A skilled approach requires an understanding of how to count combinations and permutations. To illustrate the method, I'll use an example. Inputs:
N = 7
2 < 4
0 < 3
3 < 6
First, let's simplify this by combining the dependent conditions into one condition, as follows:
2 < 4
0 < 3 < 6
Start with the longest term and define a combination of whitespace counters (this is a key understanding). For example, some of the following combinations:
XXXX036
XXX0X36
XXX03X6
XXX036X
XX0XX36
etc.
Now you can see there are 4 spaces :? 0? 3? 6 & le ;. We need to calculate the possible partitions of X in these four spaces. The number of such sections is (7 choose 3) = 35 (can you see why?).
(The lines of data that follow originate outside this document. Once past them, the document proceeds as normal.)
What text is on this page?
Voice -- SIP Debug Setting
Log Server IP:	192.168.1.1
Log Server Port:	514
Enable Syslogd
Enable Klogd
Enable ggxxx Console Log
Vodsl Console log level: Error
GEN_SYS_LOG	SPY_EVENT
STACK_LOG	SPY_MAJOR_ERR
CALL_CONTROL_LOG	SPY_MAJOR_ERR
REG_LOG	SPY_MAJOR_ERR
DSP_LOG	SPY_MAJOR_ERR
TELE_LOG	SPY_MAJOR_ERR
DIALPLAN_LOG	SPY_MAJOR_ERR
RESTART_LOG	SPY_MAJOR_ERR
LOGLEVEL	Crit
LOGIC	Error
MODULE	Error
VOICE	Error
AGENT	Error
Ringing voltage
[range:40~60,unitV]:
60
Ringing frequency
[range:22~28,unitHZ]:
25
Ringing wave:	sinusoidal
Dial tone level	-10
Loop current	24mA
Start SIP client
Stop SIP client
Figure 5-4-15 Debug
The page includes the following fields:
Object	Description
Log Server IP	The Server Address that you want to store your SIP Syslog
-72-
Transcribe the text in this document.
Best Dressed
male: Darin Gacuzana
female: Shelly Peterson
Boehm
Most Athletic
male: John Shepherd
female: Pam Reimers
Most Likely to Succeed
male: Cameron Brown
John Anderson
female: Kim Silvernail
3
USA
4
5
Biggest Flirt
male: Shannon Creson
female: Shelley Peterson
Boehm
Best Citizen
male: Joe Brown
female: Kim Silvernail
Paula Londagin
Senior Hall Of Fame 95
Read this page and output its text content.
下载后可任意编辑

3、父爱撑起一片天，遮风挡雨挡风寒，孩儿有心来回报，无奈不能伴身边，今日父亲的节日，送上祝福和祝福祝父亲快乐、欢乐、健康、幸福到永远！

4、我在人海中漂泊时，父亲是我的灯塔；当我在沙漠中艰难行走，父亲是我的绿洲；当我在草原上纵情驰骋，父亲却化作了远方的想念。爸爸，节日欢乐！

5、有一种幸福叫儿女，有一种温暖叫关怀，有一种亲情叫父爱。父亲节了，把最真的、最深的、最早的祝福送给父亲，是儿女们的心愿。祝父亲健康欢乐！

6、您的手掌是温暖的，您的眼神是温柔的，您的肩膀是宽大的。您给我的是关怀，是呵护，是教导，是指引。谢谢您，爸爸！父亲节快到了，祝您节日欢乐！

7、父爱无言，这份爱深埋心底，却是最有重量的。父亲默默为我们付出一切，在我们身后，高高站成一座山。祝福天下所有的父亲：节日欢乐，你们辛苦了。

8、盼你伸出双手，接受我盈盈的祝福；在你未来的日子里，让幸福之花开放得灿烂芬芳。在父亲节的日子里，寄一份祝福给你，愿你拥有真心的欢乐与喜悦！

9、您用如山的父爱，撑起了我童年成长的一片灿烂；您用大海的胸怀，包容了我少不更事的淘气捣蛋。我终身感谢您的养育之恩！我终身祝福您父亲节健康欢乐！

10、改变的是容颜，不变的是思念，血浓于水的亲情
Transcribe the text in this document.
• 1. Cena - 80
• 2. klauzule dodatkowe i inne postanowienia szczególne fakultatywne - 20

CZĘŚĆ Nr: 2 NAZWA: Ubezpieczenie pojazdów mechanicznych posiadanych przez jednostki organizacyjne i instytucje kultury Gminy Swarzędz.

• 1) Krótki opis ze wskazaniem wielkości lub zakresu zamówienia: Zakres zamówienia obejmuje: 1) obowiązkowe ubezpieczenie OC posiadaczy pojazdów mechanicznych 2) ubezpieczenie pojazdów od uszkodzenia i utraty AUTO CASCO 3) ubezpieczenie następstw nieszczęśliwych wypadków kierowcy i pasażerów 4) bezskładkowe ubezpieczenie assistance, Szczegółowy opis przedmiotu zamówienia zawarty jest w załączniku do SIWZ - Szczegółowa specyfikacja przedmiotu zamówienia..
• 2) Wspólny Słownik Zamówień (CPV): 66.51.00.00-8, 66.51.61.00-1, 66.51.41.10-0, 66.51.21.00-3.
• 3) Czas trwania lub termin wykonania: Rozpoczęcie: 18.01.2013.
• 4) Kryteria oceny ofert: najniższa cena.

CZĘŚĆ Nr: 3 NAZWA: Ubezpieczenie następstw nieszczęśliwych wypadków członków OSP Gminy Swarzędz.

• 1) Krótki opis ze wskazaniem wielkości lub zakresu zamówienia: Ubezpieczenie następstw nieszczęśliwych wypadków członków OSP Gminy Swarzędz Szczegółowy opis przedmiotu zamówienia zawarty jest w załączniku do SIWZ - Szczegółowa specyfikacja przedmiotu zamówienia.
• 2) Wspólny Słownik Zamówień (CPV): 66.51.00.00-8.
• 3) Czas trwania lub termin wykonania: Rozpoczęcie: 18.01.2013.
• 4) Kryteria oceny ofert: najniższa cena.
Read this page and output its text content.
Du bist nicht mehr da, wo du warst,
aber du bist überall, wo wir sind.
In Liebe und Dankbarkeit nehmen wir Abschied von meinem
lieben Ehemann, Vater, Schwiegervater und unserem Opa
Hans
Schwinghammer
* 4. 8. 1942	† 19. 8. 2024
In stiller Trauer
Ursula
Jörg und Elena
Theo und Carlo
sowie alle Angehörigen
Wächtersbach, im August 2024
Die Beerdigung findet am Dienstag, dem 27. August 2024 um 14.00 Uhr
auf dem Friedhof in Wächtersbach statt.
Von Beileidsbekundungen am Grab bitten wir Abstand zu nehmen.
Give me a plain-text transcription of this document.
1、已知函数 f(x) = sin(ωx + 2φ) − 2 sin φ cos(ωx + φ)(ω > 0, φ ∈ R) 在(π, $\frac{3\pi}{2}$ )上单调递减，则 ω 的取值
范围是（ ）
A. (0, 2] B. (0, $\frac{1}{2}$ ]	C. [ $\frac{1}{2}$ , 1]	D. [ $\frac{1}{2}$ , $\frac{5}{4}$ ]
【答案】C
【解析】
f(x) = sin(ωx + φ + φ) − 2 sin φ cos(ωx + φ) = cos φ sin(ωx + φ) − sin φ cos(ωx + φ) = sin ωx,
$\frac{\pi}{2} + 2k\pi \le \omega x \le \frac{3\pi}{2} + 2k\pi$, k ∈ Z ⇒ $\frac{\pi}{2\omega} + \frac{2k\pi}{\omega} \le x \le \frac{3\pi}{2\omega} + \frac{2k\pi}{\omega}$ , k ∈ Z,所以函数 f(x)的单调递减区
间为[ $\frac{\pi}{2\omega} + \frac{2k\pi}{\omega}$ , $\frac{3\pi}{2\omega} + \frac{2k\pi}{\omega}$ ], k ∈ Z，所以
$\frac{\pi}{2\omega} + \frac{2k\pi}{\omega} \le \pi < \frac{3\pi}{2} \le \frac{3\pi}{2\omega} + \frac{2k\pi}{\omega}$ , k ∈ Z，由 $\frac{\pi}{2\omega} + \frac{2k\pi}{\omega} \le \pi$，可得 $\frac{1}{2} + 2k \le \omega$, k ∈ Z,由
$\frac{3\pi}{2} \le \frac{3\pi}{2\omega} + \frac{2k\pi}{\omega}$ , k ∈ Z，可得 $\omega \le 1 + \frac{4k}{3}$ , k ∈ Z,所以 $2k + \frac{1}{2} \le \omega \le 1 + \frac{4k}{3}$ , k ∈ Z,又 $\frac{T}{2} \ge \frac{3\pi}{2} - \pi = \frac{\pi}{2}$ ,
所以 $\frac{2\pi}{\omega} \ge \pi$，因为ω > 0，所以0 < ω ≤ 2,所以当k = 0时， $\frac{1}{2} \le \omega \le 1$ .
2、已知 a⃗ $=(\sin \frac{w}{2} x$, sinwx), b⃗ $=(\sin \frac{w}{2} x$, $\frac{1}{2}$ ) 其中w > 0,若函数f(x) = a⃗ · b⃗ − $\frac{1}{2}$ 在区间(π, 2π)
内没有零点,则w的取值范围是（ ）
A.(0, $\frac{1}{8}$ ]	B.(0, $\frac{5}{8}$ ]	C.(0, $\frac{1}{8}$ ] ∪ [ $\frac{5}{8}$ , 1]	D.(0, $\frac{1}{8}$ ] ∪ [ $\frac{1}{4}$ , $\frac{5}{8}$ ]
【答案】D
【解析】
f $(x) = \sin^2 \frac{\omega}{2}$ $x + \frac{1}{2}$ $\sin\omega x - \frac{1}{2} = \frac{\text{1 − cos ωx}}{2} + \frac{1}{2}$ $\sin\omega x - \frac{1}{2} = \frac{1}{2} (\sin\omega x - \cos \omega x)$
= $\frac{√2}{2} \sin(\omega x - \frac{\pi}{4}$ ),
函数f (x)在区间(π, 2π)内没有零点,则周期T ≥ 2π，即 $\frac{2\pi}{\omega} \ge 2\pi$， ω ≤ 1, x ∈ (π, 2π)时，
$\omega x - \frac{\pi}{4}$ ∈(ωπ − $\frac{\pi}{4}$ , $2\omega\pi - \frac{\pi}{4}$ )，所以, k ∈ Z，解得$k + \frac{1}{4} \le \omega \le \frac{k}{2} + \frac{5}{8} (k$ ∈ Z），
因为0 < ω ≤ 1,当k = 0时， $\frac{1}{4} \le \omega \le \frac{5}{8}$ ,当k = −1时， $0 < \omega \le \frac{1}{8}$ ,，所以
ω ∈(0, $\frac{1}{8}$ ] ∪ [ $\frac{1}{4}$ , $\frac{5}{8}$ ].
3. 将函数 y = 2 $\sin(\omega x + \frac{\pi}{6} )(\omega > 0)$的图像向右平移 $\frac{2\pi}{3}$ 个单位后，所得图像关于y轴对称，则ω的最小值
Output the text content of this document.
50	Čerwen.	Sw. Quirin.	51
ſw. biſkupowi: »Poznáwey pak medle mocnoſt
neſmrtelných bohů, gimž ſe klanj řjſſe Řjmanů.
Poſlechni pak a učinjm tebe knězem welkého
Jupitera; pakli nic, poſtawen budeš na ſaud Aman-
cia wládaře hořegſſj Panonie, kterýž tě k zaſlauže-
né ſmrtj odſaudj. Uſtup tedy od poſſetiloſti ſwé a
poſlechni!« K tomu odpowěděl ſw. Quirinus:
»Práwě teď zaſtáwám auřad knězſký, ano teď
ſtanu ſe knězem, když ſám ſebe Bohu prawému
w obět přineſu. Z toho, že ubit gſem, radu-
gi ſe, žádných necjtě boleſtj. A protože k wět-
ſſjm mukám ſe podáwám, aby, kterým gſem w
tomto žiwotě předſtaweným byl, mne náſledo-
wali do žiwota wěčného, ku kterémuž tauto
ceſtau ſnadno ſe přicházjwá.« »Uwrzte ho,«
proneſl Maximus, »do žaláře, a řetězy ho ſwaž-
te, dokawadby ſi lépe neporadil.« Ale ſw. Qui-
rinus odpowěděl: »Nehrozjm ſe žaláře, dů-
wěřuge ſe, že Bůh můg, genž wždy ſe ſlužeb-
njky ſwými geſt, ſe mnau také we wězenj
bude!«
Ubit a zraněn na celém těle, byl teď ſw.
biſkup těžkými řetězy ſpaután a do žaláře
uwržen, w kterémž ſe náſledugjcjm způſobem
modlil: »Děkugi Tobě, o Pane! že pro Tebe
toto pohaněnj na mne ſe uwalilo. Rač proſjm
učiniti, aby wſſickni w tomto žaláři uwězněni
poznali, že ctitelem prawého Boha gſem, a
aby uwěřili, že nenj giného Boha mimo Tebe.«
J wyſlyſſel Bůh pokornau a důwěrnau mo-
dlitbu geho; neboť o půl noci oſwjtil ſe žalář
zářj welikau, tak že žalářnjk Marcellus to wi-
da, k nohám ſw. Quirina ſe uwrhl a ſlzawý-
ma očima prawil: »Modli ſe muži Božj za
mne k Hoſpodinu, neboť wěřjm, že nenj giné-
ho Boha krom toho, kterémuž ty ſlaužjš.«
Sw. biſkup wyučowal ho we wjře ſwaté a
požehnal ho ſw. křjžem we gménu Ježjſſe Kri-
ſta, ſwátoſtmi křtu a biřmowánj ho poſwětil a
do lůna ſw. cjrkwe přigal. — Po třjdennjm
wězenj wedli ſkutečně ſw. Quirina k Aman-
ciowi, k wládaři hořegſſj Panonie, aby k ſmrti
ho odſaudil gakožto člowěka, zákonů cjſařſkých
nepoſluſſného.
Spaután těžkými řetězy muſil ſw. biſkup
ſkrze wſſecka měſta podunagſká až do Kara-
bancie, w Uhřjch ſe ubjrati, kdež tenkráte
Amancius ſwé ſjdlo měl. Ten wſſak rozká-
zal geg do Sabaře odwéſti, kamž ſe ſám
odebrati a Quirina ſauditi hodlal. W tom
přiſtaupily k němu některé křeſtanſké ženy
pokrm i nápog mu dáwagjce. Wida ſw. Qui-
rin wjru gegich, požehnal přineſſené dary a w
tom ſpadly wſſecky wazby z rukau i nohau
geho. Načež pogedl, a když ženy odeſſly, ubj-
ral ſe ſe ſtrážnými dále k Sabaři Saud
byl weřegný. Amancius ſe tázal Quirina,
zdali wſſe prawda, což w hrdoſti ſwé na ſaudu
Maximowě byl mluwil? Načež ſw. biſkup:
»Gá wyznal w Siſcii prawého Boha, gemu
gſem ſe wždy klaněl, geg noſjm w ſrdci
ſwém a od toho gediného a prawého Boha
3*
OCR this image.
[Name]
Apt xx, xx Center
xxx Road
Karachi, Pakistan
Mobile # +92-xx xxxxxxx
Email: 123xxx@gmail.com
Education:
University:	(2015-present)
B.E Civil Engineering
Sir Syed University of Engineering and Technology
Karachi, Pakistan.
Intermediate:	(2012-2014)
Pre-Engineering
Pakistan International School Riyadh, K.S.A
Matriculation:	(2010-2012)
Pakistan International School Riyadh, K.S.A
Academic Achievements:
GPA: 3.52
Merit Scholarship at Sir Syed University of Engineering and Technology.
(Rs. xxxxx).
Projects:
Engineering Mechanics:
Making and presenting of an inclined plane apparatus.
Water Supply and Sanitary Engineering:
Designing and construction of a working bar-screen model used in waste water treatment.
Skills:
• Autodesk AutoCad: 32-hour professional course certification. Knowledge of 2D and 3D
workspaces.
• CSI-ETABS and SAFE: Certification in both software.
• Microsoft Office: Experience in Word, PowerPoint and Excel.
Now, further, we multiply by the combination of the following condition, which is equal to 2 <4 over the remaining blank spots (Xs). We can multiply since this condition is completely independent of the condition 0 <3 <6. This is the number of combinations (4 choose 2) = 6. The final condition has 2 values in 2 spots = 2! = 2. So the answer is 35 x 6 x 2 = 420.
Now let's make it a little harder. Add a condition:
1 < 6
How this will change the calculation is what before 036 should have appeared in that order. But now we have three possible options:
1036
0136
0316
So the total number of samples is now (7 select 4) x 3 x (3 select 2) = 35 x 3 x 3 = 315.
So, to repeat, the procedure is that you isolate the problem in independent conditions. For each independent condition, you calculate the partition combinations, then you multiply them together.
I went through this example by hand, but you can program the same procedure.